We discovered a new attack technique, which we call agent session smuggling. This technique allows a malicious AI agent to exploit an established cross-agent communication session to send covert instructions to a victim agent.
Here, we discuss the issues that can arise in a communication session using the Agent2Agent (A2A) protocol, which is a popular option for managing the connections between agents. The A2A protocol’s stateful behavior lets agents remember recent interactions and maintain coherent conversations. This attack exploits this property to inject malicious instructions into a conversation, hiding them among otherwise benign client requests and server responses.
Many AI threats involve tricking an agent with a single malicious piece of data such as a deceptive email or document. Our research highlights a more advanced danger, malicious agents.
A straightforward attack on a victim agent might involve a one-time effort to trick it into acting on harmful instructions from a document without seeking confirmation from its user. In contrast, a rogue agent is a far more dynamic threat. It can hold a conversation, adapt its strategy and build a false sense of trust over multiple interactions.
This scenario is especially dangerous because, as a recent study shows, agents are often designed to trust other collaborating agents by default. Agent session smuggling exploits this built-in trust, allowing an attacker to manipulate a victim agent over an entire session.
This research does not reveal any vulnerability in the A2A protocol itself. Rather, the technique exploits the way implicit trust relationships between agents would affect any stateful protocol — meaning any protocol that can memorize recent interactions and carry out multi-turn conversation.

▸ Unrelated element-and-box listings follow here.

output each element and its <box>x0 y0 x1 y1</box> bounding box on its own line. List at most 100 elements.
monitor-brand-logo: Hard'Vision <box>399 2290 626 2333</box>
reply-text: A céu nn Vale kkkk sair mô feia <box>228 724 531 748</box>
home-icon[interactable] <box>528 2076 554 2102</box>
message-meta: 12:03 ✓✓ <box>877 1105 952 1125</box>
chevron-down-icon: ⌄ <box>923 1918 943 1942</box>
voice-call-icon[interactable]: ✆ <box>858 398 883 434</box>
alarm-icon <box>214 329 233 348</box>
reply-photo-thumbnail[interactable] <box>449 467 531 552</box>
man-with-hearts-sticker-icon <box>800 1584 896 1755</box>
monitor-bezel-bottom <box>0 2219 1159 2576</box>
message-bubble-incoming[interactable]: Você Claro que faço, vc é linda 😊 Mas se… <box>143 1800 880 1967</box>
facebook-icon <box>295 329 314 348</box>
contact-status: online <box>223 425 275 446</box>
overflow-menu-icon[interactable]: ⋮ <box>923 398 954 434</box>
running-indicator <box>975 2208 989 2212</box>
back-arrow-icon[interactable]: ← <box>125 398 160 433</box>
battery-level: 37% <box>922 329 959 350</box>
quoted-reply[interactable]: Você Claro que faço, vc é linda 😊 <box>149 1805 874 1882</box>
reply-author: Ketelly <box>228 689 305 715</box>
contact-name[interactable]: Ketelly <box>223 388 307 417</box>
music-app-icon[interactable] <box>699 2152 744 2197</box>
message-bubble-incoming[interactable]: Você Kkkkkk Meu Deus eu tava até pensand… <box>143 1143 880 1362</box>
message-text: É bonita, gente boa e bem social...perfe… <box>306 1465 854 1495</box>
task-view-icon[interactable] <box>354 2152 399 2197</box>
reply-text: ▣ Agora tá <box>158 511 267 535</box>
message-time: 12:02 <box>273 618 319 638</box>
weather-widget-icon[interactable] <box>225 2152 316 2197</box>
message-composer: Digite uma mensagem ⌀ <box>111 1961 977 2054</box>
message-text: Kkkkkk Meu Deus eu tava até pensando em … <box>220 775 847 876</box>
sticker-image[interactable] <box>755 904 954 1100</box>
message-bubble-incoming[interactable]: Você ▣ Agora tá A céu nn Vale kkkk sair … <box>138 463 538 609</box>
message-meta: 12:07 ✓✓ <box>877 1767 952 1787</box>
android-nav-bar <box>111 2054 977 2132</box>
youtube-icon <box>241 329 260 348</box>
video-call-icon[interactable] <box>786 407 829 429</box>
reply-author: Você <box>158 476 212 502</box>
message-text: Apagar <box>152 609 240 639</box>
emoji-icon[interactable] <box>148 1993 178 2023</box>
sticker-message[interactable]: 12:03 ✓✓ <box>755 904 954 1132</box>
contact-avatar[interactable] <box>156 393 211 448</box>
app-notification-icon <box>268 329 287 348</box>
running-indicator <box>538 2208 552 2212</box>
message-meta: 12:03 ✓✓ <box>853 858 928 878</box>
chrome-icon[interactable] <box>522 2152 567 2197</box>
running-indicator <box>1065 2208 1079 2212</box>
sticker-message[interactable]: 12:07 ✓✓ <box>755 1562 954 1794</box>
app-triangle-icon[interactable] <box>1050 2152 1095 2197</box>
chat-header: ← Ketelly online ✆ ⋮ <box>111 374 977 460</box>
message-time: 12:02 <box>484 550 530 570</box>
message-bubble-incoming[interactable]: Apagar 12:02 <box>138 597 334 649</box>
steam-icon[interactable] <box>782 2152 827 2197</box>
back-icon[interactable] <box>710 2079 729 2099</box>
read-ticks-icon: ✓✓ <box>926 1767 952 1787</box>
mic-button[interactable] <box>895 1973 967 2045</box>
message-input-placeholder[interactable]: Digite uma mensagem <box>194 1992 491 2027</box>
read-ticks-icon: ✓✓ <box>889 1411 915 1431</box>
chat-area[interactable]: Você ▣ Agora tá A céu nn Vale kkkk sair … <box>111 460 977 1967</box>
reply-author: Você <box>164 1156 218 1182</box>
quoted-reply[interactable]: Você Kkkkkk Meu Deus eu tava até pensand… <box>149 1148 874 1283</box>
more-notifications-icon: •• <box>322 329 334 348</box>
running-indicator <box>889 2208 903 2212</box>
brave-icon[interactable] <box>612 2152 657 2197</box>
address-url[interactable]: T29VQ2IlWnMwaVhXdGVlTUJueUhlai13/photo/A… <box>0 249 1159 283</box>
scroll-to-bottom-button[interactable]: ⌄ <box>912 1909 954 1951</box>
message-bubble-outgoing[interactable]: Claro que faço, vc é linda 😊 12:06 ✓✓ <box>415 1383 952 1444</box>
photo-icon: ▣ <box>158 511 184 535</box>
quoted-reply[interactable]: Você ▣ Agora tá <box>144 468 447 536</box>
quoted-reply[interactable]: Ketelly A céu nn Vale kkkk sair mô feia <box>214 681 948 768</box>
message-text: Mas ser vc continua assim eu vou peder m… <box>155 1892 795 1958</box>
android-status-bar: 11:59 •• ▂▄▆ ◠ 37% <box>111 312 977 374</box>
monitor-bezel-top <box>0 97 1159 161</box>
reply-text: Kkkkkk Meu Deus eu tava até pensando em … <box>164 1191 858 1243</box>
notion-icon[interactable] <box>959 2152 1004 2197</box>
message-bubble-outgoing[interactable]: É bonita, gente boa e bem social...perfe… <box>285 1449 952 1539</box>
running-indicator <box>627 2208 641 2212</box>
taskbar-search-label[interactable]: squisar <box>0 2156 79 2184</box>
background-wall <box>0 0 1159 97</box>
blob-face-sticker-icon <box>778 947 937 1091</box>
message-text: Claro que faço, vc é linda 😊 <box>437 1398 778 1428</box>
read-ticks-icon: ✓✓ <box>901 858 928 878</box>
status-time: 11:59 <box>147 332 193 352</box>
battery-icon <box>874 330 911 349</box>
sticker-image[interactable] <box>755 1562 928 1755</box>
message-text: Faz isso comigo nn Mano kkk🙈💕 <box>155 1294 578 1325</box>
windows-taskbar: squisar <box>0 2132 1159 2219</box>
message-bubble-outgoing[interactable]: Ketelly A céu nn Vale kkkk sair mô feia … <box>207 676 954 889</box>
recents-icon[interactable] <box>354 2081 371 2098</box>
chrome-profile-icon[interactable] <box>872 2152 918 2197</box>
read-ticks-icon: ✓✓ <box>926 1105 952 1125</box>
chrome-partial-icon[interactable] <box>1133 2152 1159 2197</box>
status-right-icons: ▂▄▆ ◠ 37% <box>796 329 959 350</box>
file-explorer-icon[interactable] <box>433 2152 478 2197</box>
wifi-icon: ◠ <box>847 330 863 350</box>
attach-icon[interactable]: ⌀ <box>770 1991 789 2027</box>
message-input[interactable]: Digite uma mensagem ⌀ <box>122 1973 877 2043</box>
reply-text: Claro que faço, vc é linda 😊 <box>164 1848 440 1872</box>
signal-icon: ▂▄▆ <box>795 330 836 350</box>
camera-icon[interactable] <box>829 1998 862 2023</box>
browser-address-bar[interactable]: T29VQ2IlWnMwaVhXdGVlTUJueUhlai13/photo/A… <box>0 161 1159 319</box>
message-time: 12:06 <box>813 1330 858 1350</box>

Mitigation requires a layered defense strategy, including:
Palo Alto Networks customers are better protected through the following products and services:
Prisma AIRS is designed to provide layered, real-time protection for AI systems by detecting and blocking threats, preventing data leakage and enforcing secure usage policies across a variety of AI applications.
AI Access Security is designed for visibility and control over usage of third-party GenAI tools, helping prevent sensitive data exposures, unsafe use of risky models and harmful outputs through policy enforcement and user activity monitoring.
Cortex Cloud AI-SPM is designed to provide automatic scanning and classification of AI assets, both commercial and self-managed models, to detect sensitive data and evaluate security posture. Context is determined by AI type, hosting cloud environment, risk status, posture and datasets.
A Unit 42 AI Security Assessment can help you proactively identify the threats most likely to target your AI environment.
If you think you might have been compromised or have an urgent matter, contact the Unit 42 Incident Response team.
| Related Unit 42 Topics | GenAI, Google |
The A2A protocol is an open standard that facilitates interoperable communication among AI agents, regardless of vendor, architecture or underlying technology. Its core objective is to enable agents to discover, understand and coordinate with one another to solve complex, distributed tasks while preserving autonomy and privacy.
In the A2A protocol:
For more details on A2A fundamentals and security considerations, please refer to our article: Safeguarding AI Agents: An In-Depth Look at A2A Protocol Risks and Mitigations.
A2A has notable parallels with the Model Context Protocol (MCP), a widely used standard for connecting large language models (LLMs) to external tools and contextual data. Both aim to standardize how AI systems interact, but they operate on distinct aspects of agentic systems.
In short, MCP emphasizes execution through tool integration, whereas A2A emphasizes orchestration across agents.
Despite these differences, both protocols face similar classes of threats, as shown in Table 1.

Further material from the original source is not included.